Example 2: Input and output of a non-alphanumeric tokenizer.

Input:
aren’t

Output:
aren t

Hyphenation

Hyphenated words are difficult to tokenize – sometimes the hyphen is part of a token and sometimes it is not. The tokenizer must differentiate between end-of-line hyphens and true hyphens (Mitkov, 2004). End-of-line hyphens are used for breaking a word line, and should be removed during tokenization. True hyphens are part of tokens, and should not be removed. There are two types of true hyphens. The first contains certain prefixes and suffixes that are often written with a hyphen (Mitkov, 2004; Manning, Raghavan, & Schütze, 2008). The second contains multi-word tokens that are commonly written with a hyphen (Mitkov, 2004; Manning, Raghavan, & Schütze, 2008). It can be difficult to differentiate between an end-of-line hyphen and a true hyphen when a hyphen occurs at the end of a line. (Mitkov, 2004)

Multi-word, Numerical, and Special Expressions

Dividing on whitespace will incorrectly tokenize multi-word expressions. For example, “New York” should be tokenized as one token. However, it will be tokenized as New and York if the text is divided on whitespace (Manning, Raghavan, & Schütze, 2008). Incorrectly dividing on whitespace can cause poor search results. For example, a search for “York University” will return results for New York University. A multi-word dictionary is needed to correctly tokenize these multi-word expressions (Manning, Raghavan, & Schütze, 2008).
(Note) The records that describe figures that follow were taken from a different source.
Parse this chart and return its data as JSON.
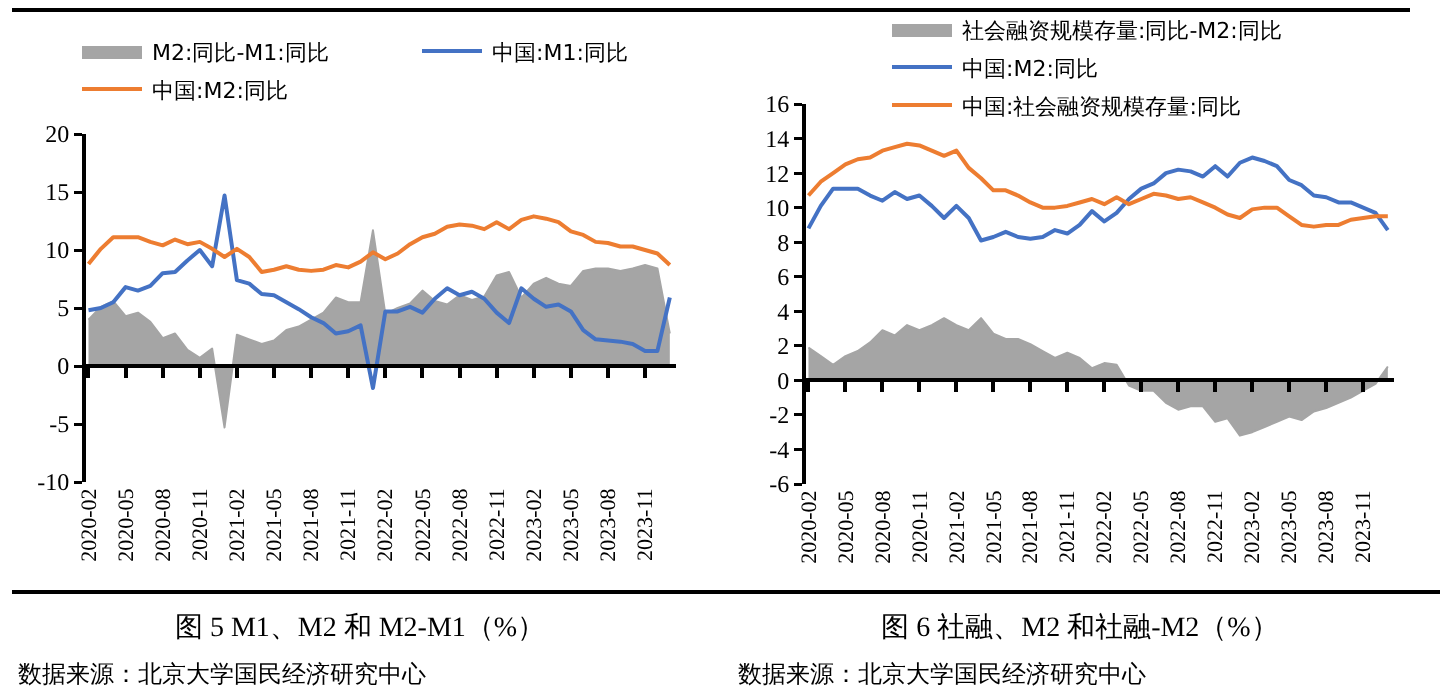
{
  "chart_data": [
    {
      "type": "line",
      "title": "图 5 M1、M2 和 M2-M1（%）",
      "categories": [
        "2020-02",
        null,
        null,
        "2020-05",
        null,
        null,
        "2020-08",
        null,
        null,
        "2020-11",
        null,
        null,
        "2021-02",
        null,
        null,
        "2021-05",
        null,
        null,
        "2021-08",
        null,
        null,
        "2021-11",
        null,
        null,
        "2022-02",
        null,
        null,
        "2022-05",
        null,
        null,
        "2022-08",
        null,
        null,
        "2022-11",
        null,
        null,
        "2023-02",
        null,
        null,
        "2023-05",
        null,
        null,
        "2023-08",
        null,
        null,
        "2023-11",
        null,
        null
      ],
      "series": [
        {
          "name": "M2:同比-M1:同比",
          "type": "area",
          "color": "#a5a5a5",
          "values": [
            4.0,
            5.1,
            5.6,
            4.3,
            4.6,
            3.8,
            2.4,
            2.8,
            1.4,
            0.7,
            1.5,
            -5.3,
            2.7,
            2.3,
            1.9,
            2.2,
            3.1,
            3.4,
            4.0,
            4.6,
            5.9,
            5.5,
            5.5,
            11.7,
            4.5,
            5.0,
            5.4,
            6.5,
            5.6,
            5.3,
            6.1,
            5.7,
            6.0,
            7.8,
            8.1,
            5.9,
            7.1,
            7.6,
            7.1,
            6.9,
            8.2,
            8.4,
            8.4,
            8.2,
            8.4,
            8.7,
            8.4,
            2.8
          ]
        },
        {
          "name": "中国:M1:同比",
          "type": "line",
          "color": "#4472c4",
          "values": [
            4.8,
            5.0,
            5.5,
            6.8,
            6.5,
            6.9,
            8.0,
            8.1,
            9.1,
            10.0,
            8.6,
            14.7,
            7.4,
            7.1,
            6.2,
            6.1,
            5.5,
            4.9,
            4.2,
            3.7,
            2.8,
            3.0,
            3.5,
            -1.9,
            4.7,
            4.7,
            5.1,
            4.6,
            5.8,
            6.7,
            6.1,
            6.4,
            5.8,
            4.6,
            3.7,
            6.7,
            5.8,
            5.1,
            5.3,
            4.7,
            3.1,
            2.3,
            2.2,
            2.1,
            1.9,
            1.3,
            1.3,
            5.9
          ]
        },
        {
          "name": "中国:M2:同比",
          "type": "line",
          "color": "#ed7d31",
          "values": [
            8.8,
            10.1,
            11.1,
            11.1,
            11.1,
            10.7,
            10.4,
            10.9,
            10.5,
            10.7,
            10.1,
            9.4,
            10.1,
            9.4,
            8.1,
            8.3,
            8.6,
            8.3,
            8.2,
            8.3,
            8.7,
            8.5,
            9.0,
            9.8,
            9.2,
            9.7,
            10.5,
            11.1,
            11.4,
            12.0,
            12.2,
            12.1,
            11.8,
            12.4,
            11.8,
            12.6,
            12.9,
            12.7,
            12.4,
            11.6,
            11.3,
            10.7,
            10.6,
            10.3,
            10.3,
            10.0,
            9.7,
            8.7
          ]
        }
      ],
      "ylim": [
        -10,
        20
      ],
      "yticks": [
        -10,
        -5,
        0,
        5,
        10,
        15,
        20
      ],
      "legend": "top",
      "annotations": [
        "数据来源：北京大学国民经济研究中心"
      ]
    },
    {
      "type": "line",
      "title": "图 6 社融、M2 和社融-M2（%）",
      "categories": [
        "2020-02",
        null,
        null,
        "2020-05",
        null,
        null,
        "2020-08",
        null,
        null,
        "2020-11",
        null,
        null,
        "2021-02",
        null,
        null,
        "2021-05",
        null,
        null,
        "2021-08",
        null,
        null,
        "2021-11",
        null,
        null,
        "2022-02",
        null,
        null,
        "2022-05",
        null,
        null,
        "2022-08",
        null,
        null,
        "2022-11",
        null,
        null,
        "2023-02",
        null,
        null,
        "2023-05",
        null,
        null,
        "2023-08",
        null,
        null,
        "2023-11",
        null,
        null
      ],
      "series": [
        {
          "name": "社会融资规模存量:同比-M2:同比",
          "type": "area",
          "color": "#a5a5a5",
          "values": [
            1.9,
            1.4,
            0.9,
            1.4,
            1.7,
            2.2,
            2.9,
            2.6,
            3.2,
            2.9,
            3.2,
            3.6,
            3.2,
            2.9,
            3.6,
            2.7,
            2.4,
            2.4,
            2.1,
            1.7,
            1.3,
            1.6,
            1.3,
            0.7,
            1.0,
            0.9,
            -0.3,
            -0.6,
            -0.6,
            -1.3,
            -1.7,
            -1.5,
            -1.5,
            -2.4,
            -2.2,
            -3.2,
            -3.0,
            -2.7,
            -2.4,
            -2.1,
            -2.3,
            -1.8,
            -1.6,
            -1.3,
            -1.0,
            -0.6,
            -0.2,
            0.8
          ]
        },
        {
          "name": "中国:M2:同比",
          "type": "line",
          "color": "#4472c4",
          "values": [
            8.8,
            10.1,
            11.1,
            11.1,
            11.1,
            10.7,
            10.4,
            10.9,
            10.5,
            10.7,
            10.1,
            9.4,
            10.1,
            9.4,
            8.1,
            8.3,
            8.6,
            8.3,
            8.2,
            8.3,
            8.7,
            8.5,
            9.0,
            9.8,
            9.2,
            9.7,
            10.5,
            11.1,
            11.4,
            12.0,
            12.2,
            12.1,
            11.8,
            12.4,
            11.8,
            12.6,
            12.9,
            12.7,
            12.4,
            11.6,
            11.3,
            10.7,
            10.6,
            10.3,
            10.3,
            10.0,
            9.7,
            8.7
          ]
        },
        {
          "name": "中国:社会融资规模存量:同比",
          "type": "line",
          "color": "#ed7d31",
          "values": [
            10.7,
            11.5,
            12.0,
            12.5,
            12.8,
            12.9,
            13.3,
            13.5,
            13.7,
            13.6,
            13.3,
            13.0,
            13.3,
            12.3,
            11.7,
            11.0,
            11.0,
            10.7,
            10.3,
            10.0,
            10.0,
            10.1,
            10.3,
            10.5,
            10.2,
            10.6,
            10.2,
            10.5,
            10.8,
            10.7,
            10.5,
            10.6,
            10.3,
            10.0,
            9.6,
            9.4,
            9.9,
            10.0,
            10.0,
            9.5,
            9.0,
            8.9,
            9.0,
            9.0,
            9.3,
            9.4,
            9.5,
            9.5
          ]
        }
      ],
      "ylim": [
        -6,
        16
      ],
      "yticks": [
        -6,
        -4,
        -2,
        0,
        2,
        4,
        6,
        8,
        10,
        12,
        14,
        16
      ],
      "legend": "top",
      "annotations": [
        "数据来源：北京大学国民经济研究中心"
      ]
    }
  ]
}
Numerical expressions that include punctuation, such as 1,234.56, should be tokenized as one token. However, if this example is divided on punctuation, it will be tokenized as 1, 234, and 56. Tokenizing numerical expressions is difficult because not all languages use the same numerical punctuation. For example, many European languages use commas and spaces where English uses periods and commas (e.g., 1 234,56).
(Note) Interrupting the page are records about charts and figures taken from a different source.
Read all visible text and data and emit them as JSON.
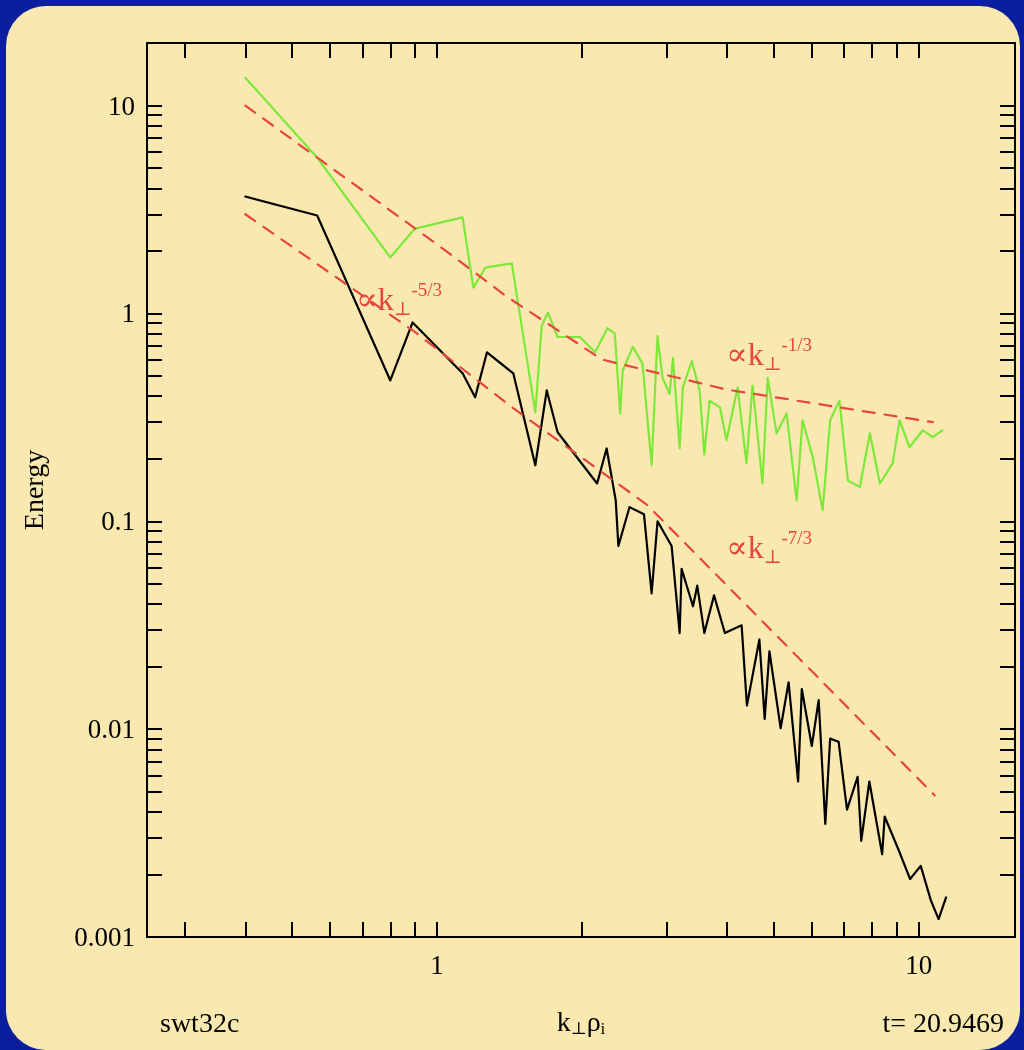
{
  "chart_data": {
    "type": "line",
    "xlabel": "k$_{⊥}$ρ$_{i}$",
    "ylabel": "Energy",
    "log": "xy",
    "grid": false,
    "marker": "none",
    "xlim": [
      0.25,
      15.85
    ],
    "ylim": [
      0.001,
      20
    ],
    "xticks": [
      {
        "value": 0.3,
        "label": null
      },
      {
        "value": 0.4,
        "label": null
      },
      {
        "value": 0.5,
        "label": null
      },
      {
        "value": 0.6,
        "label": null
      },
      {
        "value": 0.7,
        "label": null
      },
      {
        "value": 0.8,
        "label": null
      },
      {
        "value": 0.9,
        "label": null
      },
      1,
      {
        "value": 2,
        "label": null
      },
      {
        "value": 3,
        "label": null
      },
      {
        "value": 4,
        "label": null
      },
      {
        "value": 5,
        "label": null
      },
      {
        "value": 6,
        "label": null
      },
      {
        "value": 7,
        "label": null
      },
      {
        "value": 8,
        "label": null
      },
      {
        "value": 9,
        "label": null
      },
      10
    ],
    "yticks": [
      0.001,
      {
        "value": 0.002,
        "label": null
      },
      {
        "value": 0.003,
        "label": null
      },
      {
        "value": 0.004,
        "label": null
      },
      {
        "value": 0.005,
        "label": null
      },
      {
        "value": 0.006,
        "label": null
      },
      {
        "value": 0.007,
        "label": null
      },
      {
        "value": 0.008,
        "label": null
      },
      {
        "value": 0.009,
        "label": null
      },
      0.01,
      {
        "value": 0.02,
        "label": null
      },
      {
        "value": 0.03,
        "label": null
      },
      {
        "value": 0.04,
        "label": null
      },
      {
        "value": 0.05,
        "label": null
      },
      {
        "value": 0.06,
        "label": null
      },
      {
        "value": 0.07,
        "label": null
      },
      {
        "value": 0.08,
        "label": null
      },
      {
        "value": 0.09,
        "label": null
      },
      0.1,
      {
        "value": 0.2,
        "label": null
      },
      {
        "value": 0.3,
        "label": null
      },
      {
        "value": 0.4,
        "label": null
      },
      {
        "value": 0.5,
        "label": null
      },
      {
        "value": 0.6,
        "label": null
      },
      {
        "value": 0.7,
        "label": null
      },
      {
        "value": 0.8,
        "label": null
      },
      {
        "value": 0.9,
        "label": null
      },
      1,
      {
        "value": 2,
        "label": null
      },
      {
        "value": 3,
        "label": null
      },
      {
        "value": 4,
        "label": null
      },
      {
        "value": 5,
        "label": null
      },
      {
        "value": 6,
        "label": null
      },
      {
        "value": 7,
        "label": null
      },
      {
        "value": 8,
        "label": null
      },
      {
        "value": 9,
        "label": null
      },
      10
    ],
    "series": [
      {
        "color": "#7ee83a",
        "x": [
          0.4,
          0.566,
          0.8,
          0.9,
          1.13,
          1.19,
          1.26,
          1.43,
          1.6,
          1.65,
          1.7,
          1.78,
          1.98,
          2.13,
          2.26,
          2.34,
          2.4,
          2.43,
          2.55,
          2.67,
          2.79,
          2.87,
          2.94,
          3.04,
          3.09,
          3.19,
          3.24,
          3.38,
          3.51,
          3.59,
          3.68,
          3.87,
          3.99,
          4.21,
          4.39,
          4.52,
          4.74,
          4.86,
          5.07,
          5.32,
          5.58,
          5.74,
          6.03,
          6.32,
          6.55,
          6.85,
          7.13,
          7.55,
          7.92,
          8.31,
          8.83,
          9.13,
          9.57,
          10.2,
          10.7,
          11.2
        ],
        "values": [
          13.6,
          5.56,
          1.86,
          2.56,
          2.9,
          1.33,
          1.66,
          1.74,
          0.334,
          0.875,
          1.01,
          0.77,
          0.77,
          0.65,
          0.85,
          0.8,
          0.33,
          0.53,
          0.69,
          0.575,
          0.186,
          0.78,
          0.49,
          0.41,
          0.61,
          0.224,
          0.44,
          0.59,
          0.426,
          0.21,
          0.38,
          0.353,
          0.245,
          0.44,
          0.19,
          0.45,
          0.152,
          0.49,
          0.265,
          0.33,
          0.126,
          0.306,
          0.203,
          0.113,
          0.306,
          0.38,
          0.157,
          0.146,
          0.265,
          0.152,
          0.19,
          0.306,
          0.227,
          0.274,
          0.254,
          0.274
        ]
      },
      {
        "color": "#000000",
        "x": [
          0.4,
          0.564,
          0.8,
          0.89,
          1.13,
          1.2,
          1.27,
          1.44,
          1.6,
          1.69,
          1.78,
          2.15,
          2.25,
          2.35,
          2.38,
          2.51,
          2.69,
          2.79,
          2.87,
          3.07,
          3.19,
          3.22,
          3.4,
          3.47,
          3.59,
          3.76,
          3.96,
          4.29,
          4.4,
          4.67,
          4.79,
          4.9,
          5.17,
          5.37,
          5.62,
          5.72,
          6.0,
          6.2,
          6.4,
          6.55,
          6.82,
          7.1,
          7.47,
          7.6,
          7.9,
          8.4,
          8.5,
          9.1,
          9.6,
          10.1,
          10.6,
          11.0,
          11.4
        ],
        "values": [
          3.65,
          2.96,
          0.476,
          0.905,
          0.515,
          0.395,
          0.65,
          0.515,
          0.186,
          0.426,
          0.268,
          0.152,
          0.224,
          0.126,
          0.076,
          0.117,
          0.108,
          0.045,
          0.1,
          0.076,
          0.029,
          0.059,
          0.039,
          0.049,
          0.029,
          0.044,
          0.029,
          0.0316,
          0.013,
          0.027,
          0.0112,
          0.0237,
          0.0101,
          0.0168,
          0.0056,
          0.0156,
          0.0083,
          0.0138,
          0.0035,
          0.009,
          0.0087,
          0.0041,
          0.0059,
          0.0029,
          0.0056,
          0.0025,
          0.0038,
          0.0026,
          0.0019,
          0.0022,
          0.0015,
          0.00122,
          0.00155
        ]
      },
      {
        "type": "line",
        "color": "#e8453c",
        "line_style": "dashed",
        "x": [
          0.4,
          1.0,
          1.4,
          2.2,
          4.0,
          10.7
        ],
        "values": [
          10,
          2.15,
          1.2,
          0.6,
          0.43,
          0.3
        ]
      },
      {
        "type": "line",
        "color": "#e8453c",
        "line_style": "dashed",
        "x": [
          0.4,
          0.89,
          1.44,
          2.73,
          10.8
        ],
        "values": [
          3,
          0.83,
          0.35,
          0.12,
          0.0048
        ]
      }
    ],
    "annotations": [
      "∝k$_{⊥}$$^{-5/3}$",
      "∝k$_{⊥}$$^{-1/3}$",
      "∝k$_{⊥}$$^{-7/3}$",
      "swt32c",
      "t= 20.9469"
    ]
  }
}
There are many other types of special expressions that are difficult to tokenize, such as dates (January 1, 2000 and 01/01/2000) and telephone numbers (+1 (123) 456 7890). Many of these expressions follow a regular pattern, and are usually tokenized with a preprocessor or a regular expression (Mitkov, 2004).

Language-specific Tokenization

While most European languages have similar tokenization rules, there are also language-specific rules that help identify tokens without delimiters. For example, in Germanic languages compound nouns are written without whitespace between the component words, but still need to be segmented during tokenization. For example, Computerlinguistik – “computational linguistics” in German – needs to be tokenized into Computer and Linguistik (Manning, Raghavan, & Schütze, 2008). A compound divider can be used to divide compound words into the component words (Mitkov, 2004; Manning, Raghavan, & Schütze, 2008).

Bibliography

Ingersoll, G., Morton, T. & Farris, A. (2012). Taming text: How to find, organize, and manipulate it. Shelter Island, NY: Manning Publications Company.
Jurafsky, D. & Martin, J. (2009). Speech and language processing : An introduction to natural language processing, computational linguistics, and speech recognition. Upper Saddle River, N.J: Pearson Prentice Hall.
Manning, C., Raghavan, P. & Schütze, H. (2008). Introduction to information retrieval. New York: Cambridge University Press.
Mitkov, R. (2004). The Oxford handbook of computational linguistics. Oxford: Oxford University Press.

Footnotes

Other common techniques applied at the token level include: case alterations, stopword removal, expansion, part of speech tagging, and stemming. (Ingersoll, Morton, & Farris, 2012).
The tokenization of non-segmented languages, like Chinese, is an open problem and is beyond the scope of this entry.
Manning, Raghavan, and Schütze report, “Language identification based on classifiers that use short character subsequences as features is highly effective; most languages have distinctive signature patterns” (2008, p. 22).